Nice (Alpes-Maritimes),
envoyé spécial.
En pénétrant dans la salle d’audience pleine comme une sacoche de facteur, le premier geste de la juge des référés du tribunal de grande instance (TGI) de Nice, en ce vendredi matin caniculaire, est de se défaire de sa lourde robe noire de magistrat ! La climatisation défectueuse n’est pas la seule raison qui pousse Françoise Alliot-Thiénot, première vice-présidente de ce tribunal, à rendre la justice en bras de chemisier. L’affaire qu’elle doit trancher, où il est question de droit de grève et de libertés syndicales, est particulièrement « chaude » elle aussi. En expliquant qu’elle fut, récemment encore, « une magistrate syndiquée » mais qu’elle a pris, voilà quinze jours, une décision « déboutant la CFDT et la condamnant aux dépens », elle semblait espérer que l’une des deux parties la récuserait. « S’il y a quelqu’un d’autre à ma place, ça m’arrange ! » suggéra-t-elle. Mais après une brève interruption d’audience, les avocats unanimes l’ont condamnée à rester.
la décision sera rendue vendredi prochain
Sa décision (qu’elle rendra vendredi prochain) sera donc très attendue aux quatre coins du pays où se déroulent de multiples conflits : celui opposant, dans la région niçoise, depuis le 15 juin, la direction locale de La Poste aux facteurs de Carros et Saint-Martin-du-Var, étant particulièrement exemplaire. D’un côté, il y a une administration qui veut imposer son projet « Facteur d’avenir », lequel se traduirait par un regroupement de bureaux et une augmentation de la productivité des facteurs sans amélioration a priori du service public. De l’autre, se trouvent les syndicats, qui s’opposent à une privatisation rampante, synonyme de suppressions d’emplois, qui soulignent le rôle social que joue le facteur dans les villages et qui demandent le maintien d’un facteur par quartier.
À Carros, le mouvement de grève non seulement ne faiblit pas – il entre dans sa troisième semaine -, mais s’avère plutôt populaire. Jean-Louis Fiori, secrétaire de la section locale CGT, a ainsi déposé, pendant l’audience, plus de 3 000 pétitions de soutien aux facteurs grévistes comprenant de nombreuses signatures d’élus. Et sur les marches du palais de justice, le secrétaire départemental de la CGT, Didier – Turini, devant une assemblée de militants interprofessionnels, a stigmatisé la « criminalisation de l’action syndicale ».
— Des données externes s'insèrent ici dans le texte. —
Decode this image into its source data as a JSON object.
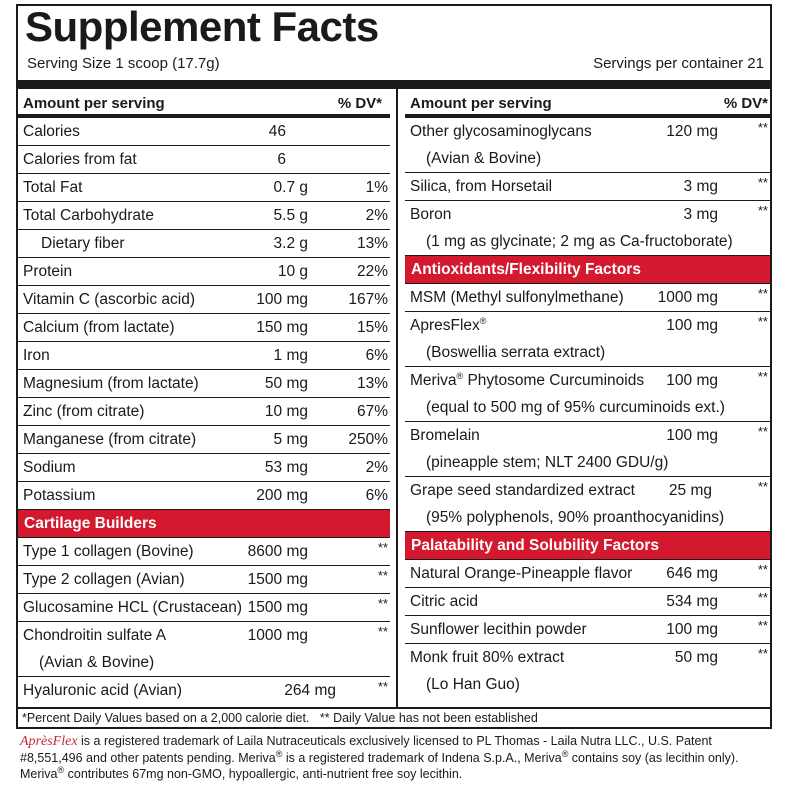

En l’occurrence, la direction de La Poste, par la voix d’Alexis Mancilla, a évoqué des « opérations commandos » menées par des facteurs – grévistes qui constitueraient de condamnables « troubles – illicites et dommages imminents ». Me Catherine Cohen-Seat, en défense des syndicats, n’a pas eu besoin d’aller au bout des vingt minutes octroyées par la présidente pour démontrer que ces « opérations commandos » ont été en vérité des prises de parole de grévistes dans quelques centres de tri et bureaux de poste niçois « qui en aucun cas n’ont perturbé le tri ou la distribution du courrier ». « Est-ce que porter la bonne parole dans un local où on n’est pas ordinairement affecté, sans injurier ou faire pression, en ne détériorant rien et sans faire obstruction au travail est un acte illicite ? » interroge l’avocate en faisant remarquer « qu’aucun représentant syndical » n’a – curieusement été assigné en – référé…
La plupart des prévenus sont de jeunes postiers qui mettaient pour la première fois les pieds dans un tribunal à l’occasion de leur première grève. La direction de La Poste aurait-elle cherché à les intimider ? En tout cas, c’est raté pour ce qui était d’essayer de briser la grève : à la sortie de l’audience, la CGT annonçait qu’un préavis était déposé au bureau proche de Saint-Laurent-du-Var et que le mouvement se renforçait dans la région parisienne, à Lyon et à Marseille.